Almería’s Remarkable Cabo de Gata Natural Park


Cabo de Gata

Out on Spain‘s southeast corner, in the province of Almería, Andalusia, this is one of the country’s most singular landscapes, thanks to its mix of volcanic origin, semi-desert climate, fauna found nowhere else, and a shoreline full of dramatic coves, beaches, dunes, and tidal pools. 

Spain’s largest protected coastal area (and designated a UNESCO Biosphere Reserve), the Cabo de Gata-Níjar Natural Park occupies 37,000 hectares (143 square miles) full of amazing natural formations and historic sites, as well as places to play. Here are some highlights:

The Beaches of Cabo de Gata

The park’s 63 kilometres (39 miles) of shore provide ample spots to lay down your towel and enjoy the sun and sea. Indeed, these beaches and waters are considered some of Spain’s choicest.

Playa Monsul, near the little town of Las Negras, is one of Almería’s most famous beaches – so striking it has been used as the backdrop for movies such as Lawrence of Arabia and Indiana Jones and the Last Crusade. Here you’ll find La Peineta, an enormous volcanic rock on the shore which you can climb for perfect views out over the crystalline surface of the sea and the volcanic landscape behind you. Also here is the Duna del Monsul, a black-sand dune that moves with the wind.

Cala del Cuervo (below) is a small hideaway cove of full of stones eroded by time. It’s still fairly under the radar and therefore splendidly uncrowded. If you take the path up from the cove over the promontory you’ll get to the Cueva del Cuervo, a spectacular cliff with a grotto-like indentation (hence the cueva).

Cala del cuervo

The main distinguishing feature of Playa del Arco is that it’s practically paved over by smooth, white stones instead of sand (one big plus – they sure won’t stick to you!). It’s also easily identifiable by its local landmark, San Felipe Castle, a fort with four cannons built during the 18th-century reign of Carlos III.

Mining in the Park 

Mineral extraction in this area dates back to the Romans, Phoenicians, Carthaginians, even prehistory, and what’s known of this story is told in the Museo Geominero in the town of Rodalquilar. The existence of gold in this area was an open secret, until the operation was finally abandoned around the mid-19th century when it started proving more costly to maintain than it was worth.

mina de Rodalquilar

Entrance to the museum is free, and it’s well worth a visit to get a sense of the area, its geology, its history and past way of life.
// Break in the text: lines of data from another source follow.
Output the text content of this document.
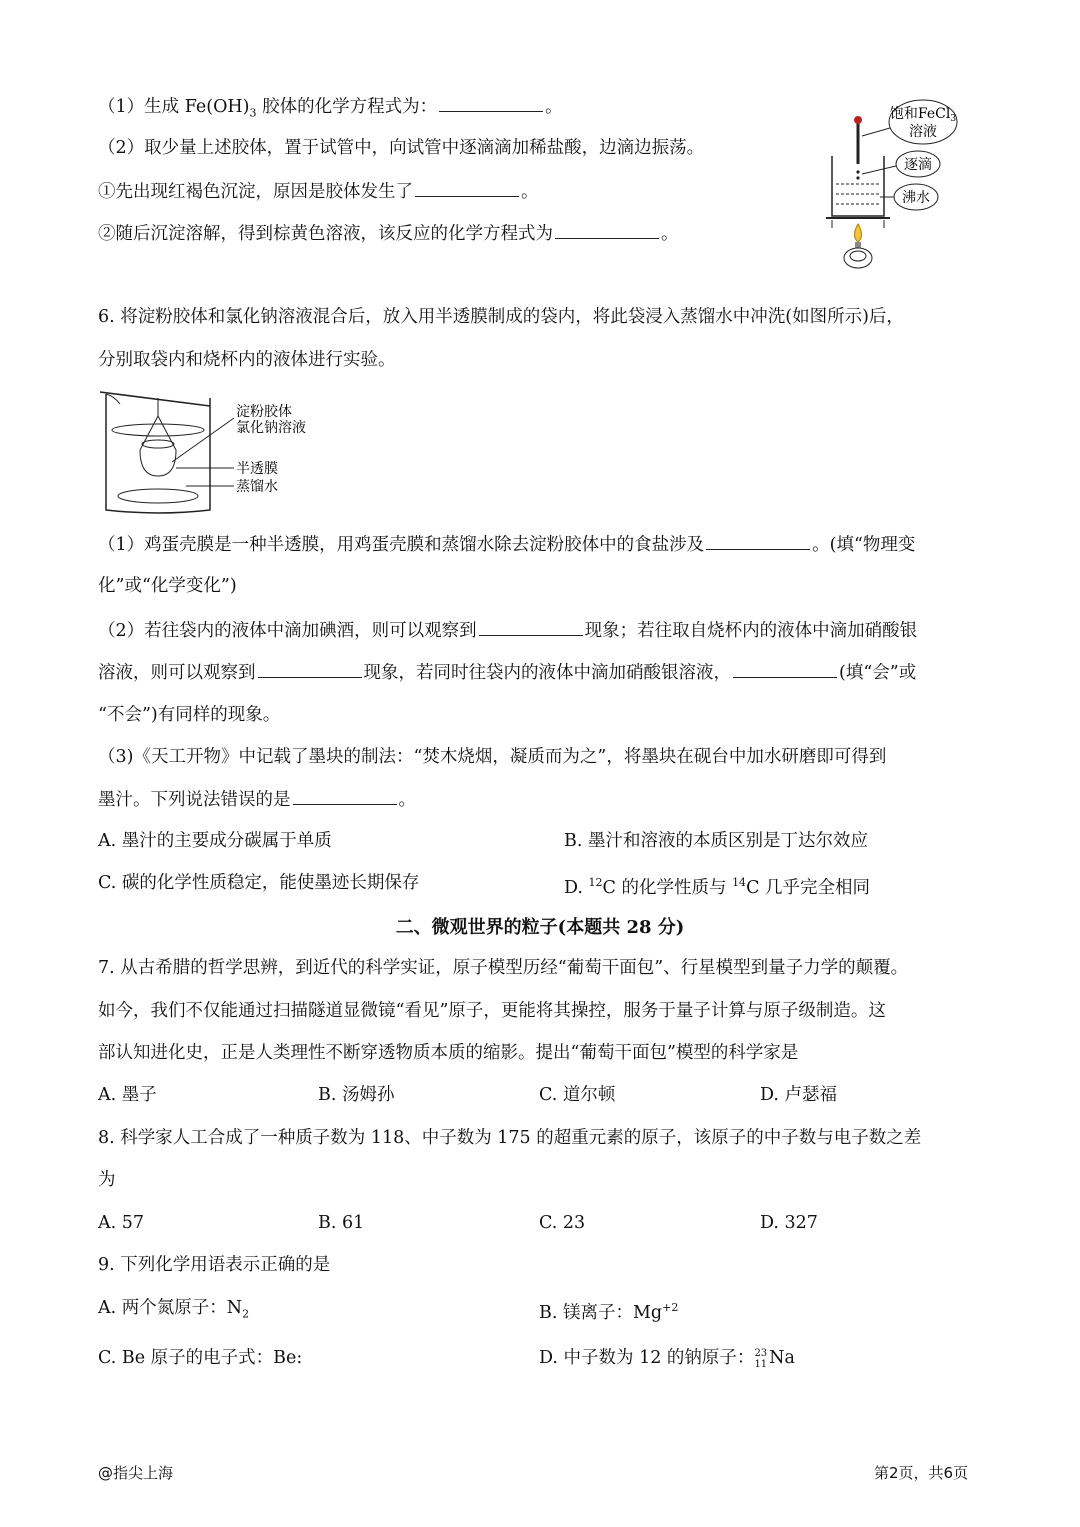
（1）生成 $Fe(OH)_3$ 胶体的化学方程式为：	。
（2）取少量上述胶体，置于试管中，向试管中逐滴滴加稀盐酸，边滴边振荡。
①先出现红褐色沉淀，原因是胶体发生了	。
②随后沉淀溶解，得到棕黄色溶液，该反应的化学方程式为	。
饱和FeCl$_3$
溶液
逐滴
沸水
6. 将淀粉胶体和氯化钠溶液混合后，放入用半透膜制成的袋内，将此袋浸入蒸馏水中冲洗(如图所示)后，
分别取袋内和烧杯内的液体进行实验。
淀粉胶体
氯化钠溶液
半透膜
蒸馏水
（1）鸡蛋壳膜是一种半透膜，用鸡蛋壳膜和蒸馏水除去淀粉胶体中的食盐涉及	。(填“物理变
化”或“化学变化”)
（2）若往袋内的液体中滴加碘酒，则可以观察到	现象；若往取自烧杯内的液体中滴加硝酸银
溶液，则可以观察到	现象，若同时往袋内的液体中滴加硝酸银溶液，	(填“会”或
“不会”)有同样的现象。
（3)《天工开物》中记载了墨块的制法：“焚木烧烟，凝质而为之”，将墨块在砚台中加水研磨即可得到
墨汁。下列说法错误的是	。
A. 墨汁的主要成分碳属于单质	B. 墨汁和溶液的本质区别是丁达尔效应
C. 碳的化学性质稳定，能使墨迹长期保存	D. $^{12}$C 的化学性质与 $^{14}$C 几乎完全相同
二、微观世界的粒子(本题共 28 分)
7. 从古希腊的哲学思辨，到近代的科学实证，原子模型历经“葡萄干面包”、行星模型到量子力学的颠覆。
如今，我们不仅能通过扫描隧道显微镜“看见”原子，更能将其操控，服务于量子计算与原子级制造。这
部认知进化史，正是人类理性不断穿透物质本质的缩影。提出“葡萄干面包”模型的科学家是
A. 墨子	B. 汤姆孙	C. 道尔顿	D. 卢瑟福
8. 科学家人工合成了一种质子数为 118、中子数为 175 的超重元素的原子，该原子的中子数与电子数之差
为
A. 57	B. 61	C. 23	D. 327
9. 下列化学用语表示正确的是
A. 两个氮原子：$N_2$	B. 镁离子：$Mg^{+2}$
C. Be 原子的电子式：Be:	D. 中子数为 12 的钠原子：23
11 Na
@指尖上海	第2页，共6页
But even apart from all that, visiting the abandoned mine facilities is a real trip – it feels a little like a science-fiction-movie landscape, between the mineral-filtration pools; the half-ruined buildings; stairways to nowhere; the strange, rusty metal bits twisting out of the concrete.
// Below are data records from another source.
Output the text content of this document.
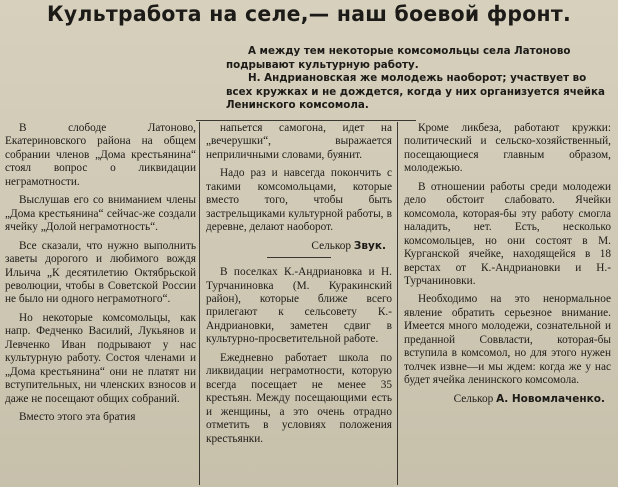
Культработа на селе,— наш боевой фронт.

А между тем некоторые комсомольцы села Латоново подрывают культурную работу.

Н. Андриановская же молодежь наоборот; участвует во всех кружках и не дождется, когда у них организуется ячейка Ленинского комсомола.

В слободе Латоново, Екатериновского района на общем собрании членов „Дома крестьянина“ стоял вопрос о ликвидации неграмотности.

Выслушав его со вниманием члены „Дома крестьянина“ сейчас-же создали ячейку „Долой неграмотность“.

Все сказали, что нужно выполнить заветы дорогого и любимого вождя Ильича „К десятилетию Октябрьской революции, чтобы в Советской России не было ни одного неграмотного“.

Но некоторые комсомольцы, как напр. Федченко Василий, Лукьянов и Левченко Иван подрывают у нас культурную работу. Состоя членами и „Дома крестьянина“ они не платят ни вступительных, ни членских взносов и даже не посещают общих собраний.

Вместо этого эта братия

напьется самогона, идет на „вечерушки“, выражается неприличными словами, буянит.

Надо раз и навсегда покончить с такими комсомольцами, которые вместо того, чтобы быть застрельщиками культурной работы, в деревне, делают наоборот.

Селькор Звук.

В поселках К.-Андриановка и Н. Турчаниновка (М. Куракинский район), которые ближе всего прилегают к сельсовету К.-Андриановки, заметен сдвиг в культурно-просветительной работе.

Ежедневно работает школа по ликвидации неграмотности, которую всегда посещает не менее 35 крестьян. Между посещающими есть и женщины, а это очень отрадно отметить в условиях положения крестьянки.

Кроме ликбеза, работают кружки: политический и сельско-хозяйственный, посещающиеся главным образом, молодежью.

В отношении работы среди молодежи дело обстоит слабовато. Ячейки комсомола, которая-бы эту работу смогла наладить, нет. Есть, несколько комсомольцев, но они состоят в М. Курганской ячейке, находящейся в 18 верстах от К.-Андриановки и Н.-Турчаниновки.

Необходимо на это ненормальное явление обратить серьезное внимание. Имеется много молодежи, сознательной и преданной Соввласти, которая-бы вступила в комсомол, но для этого нужен толчек извне—и мы ждем: когда же у нас будет ячейка ленинского комсомола.

Селькор А. Новомлаченко.
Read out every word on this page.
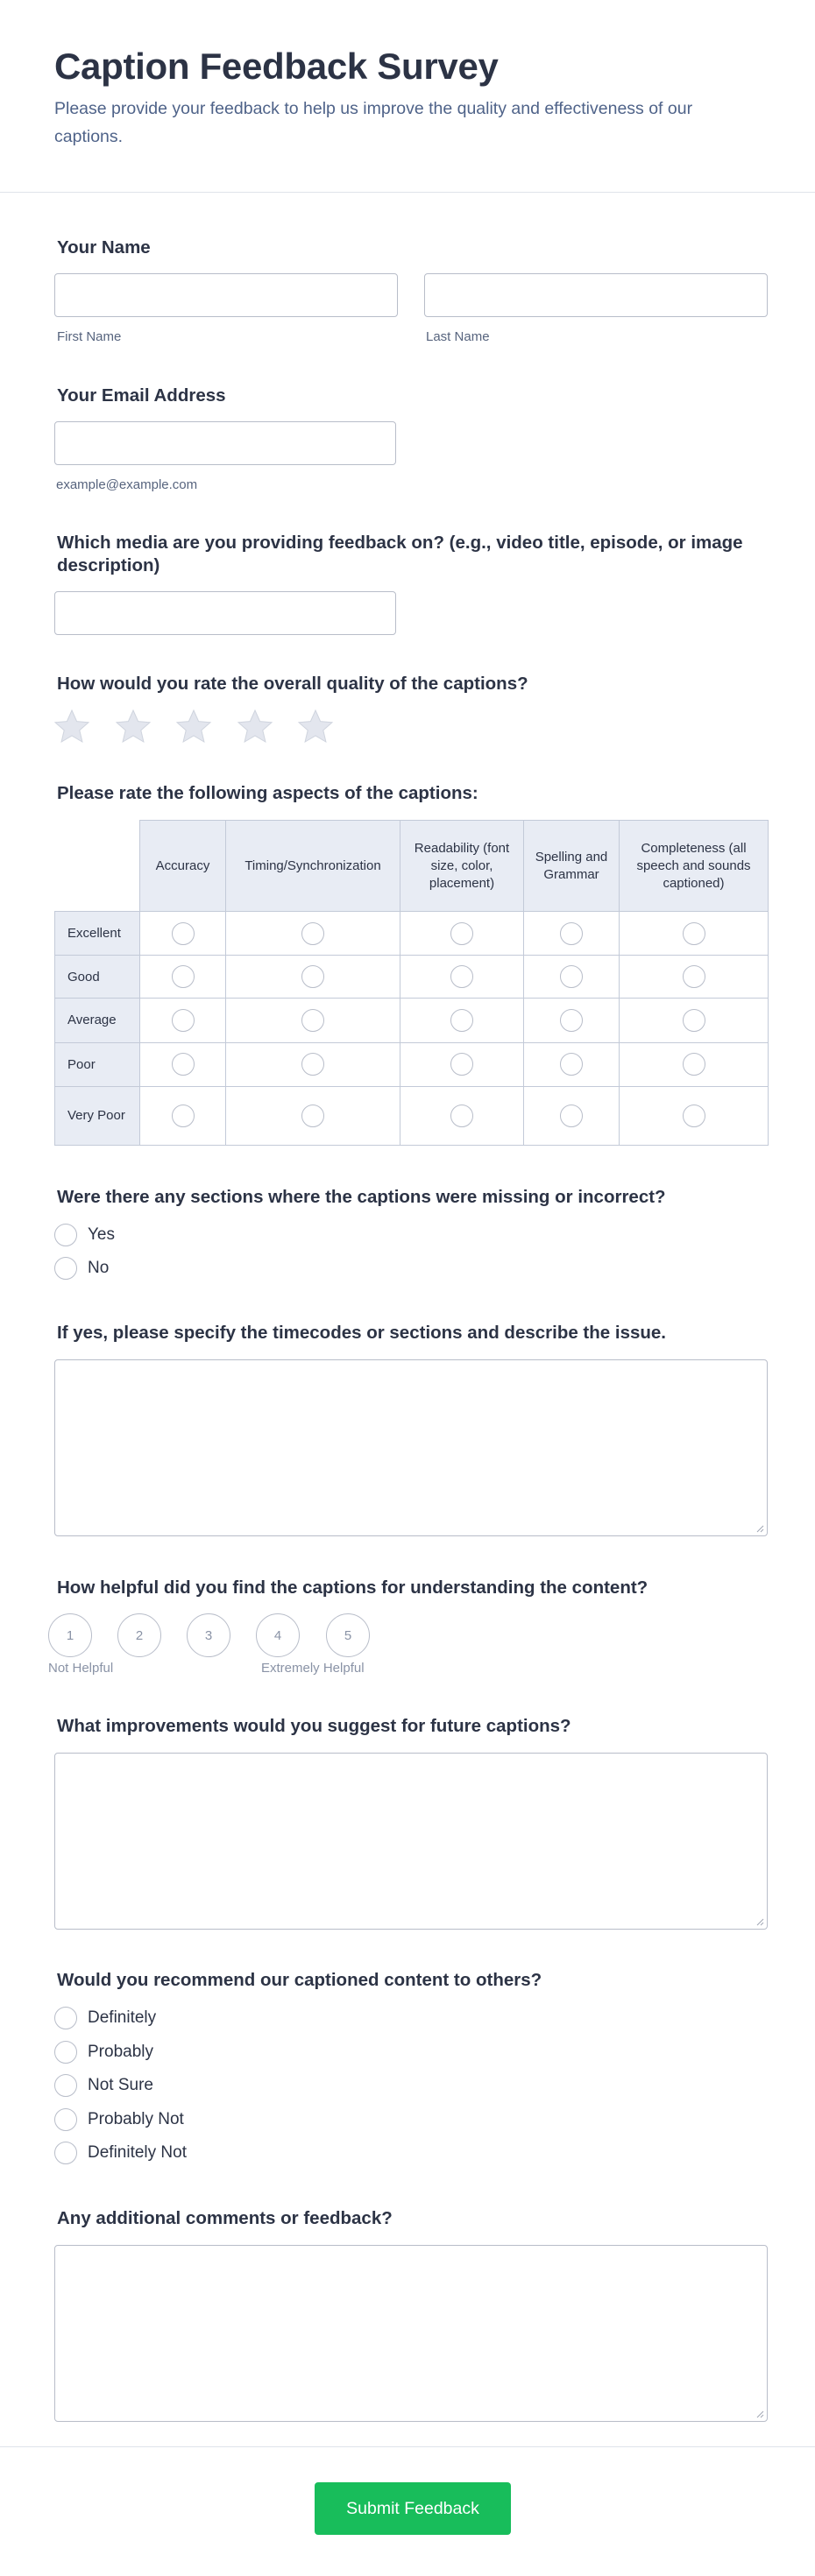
Caption Feedback Survey

Please provide your feedback to help us improve the quality and effectiveness of our captions.

Your Name
First Name	Last Name
Your Email Address
example@example.com
Which media are you providing feedback on? (e.g., video title, episode, or image description)
How would you rate the overall quality of the captions?
Please rate the following aspects of the captions:
	Accuracy	Timing/Synchronization	Readability (font size, color, placement)	Spelling and Grammar	Completeness (all speech and sounds captioned)
Excellent					
Good					
Average					
Poor					
Very Poor					
Were there any sections where the captions were missing or incorrect?
Yes
No
If yes, please specify the timecodes or sections and describe the issue.
How helpful did you find the captions for understanding the content?
1	2	3	4	5
Not Helpful	Extremely Helpful
What improvements would you suggest for future captions?
Would you recommend our captioned content to others?
Definitely
Probably
Not Sure
Probably Not
Definitely Not
Any additional comments or feedback?
Submit Feedback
The Cabo de Gata Lighthouse

The symbol of the park, and marking the Iberian Peninsula’s southernmost point, the lighthouse is reached via a narrow road which snakes along the cliffs. Eighteen metres (59 feet) tall, it’s relatively modern (built in 1863), although Cabo de Gata was known to the ancients for its abundance of agate stones (in fact, there are quite a few references, such as that of Ptolemy, calling the cape “Charidemou Acra”, meaning “promontory of the carnelians”, a semi-precious brownish-red gemstone).

faro cabo de gata

In any case, it’s a perfect spot to take in the sunset, with Arrecife de las Sirenas (Mermaid Reef) below (so named because mermaids, aka sirens, are what ancient mariners dubbed what we now know as sea lions). Quite apt, really, because once you get to know it, Cabo de Gata with its stark, singular beauty does seem to work something of the magic of the sirens’ call.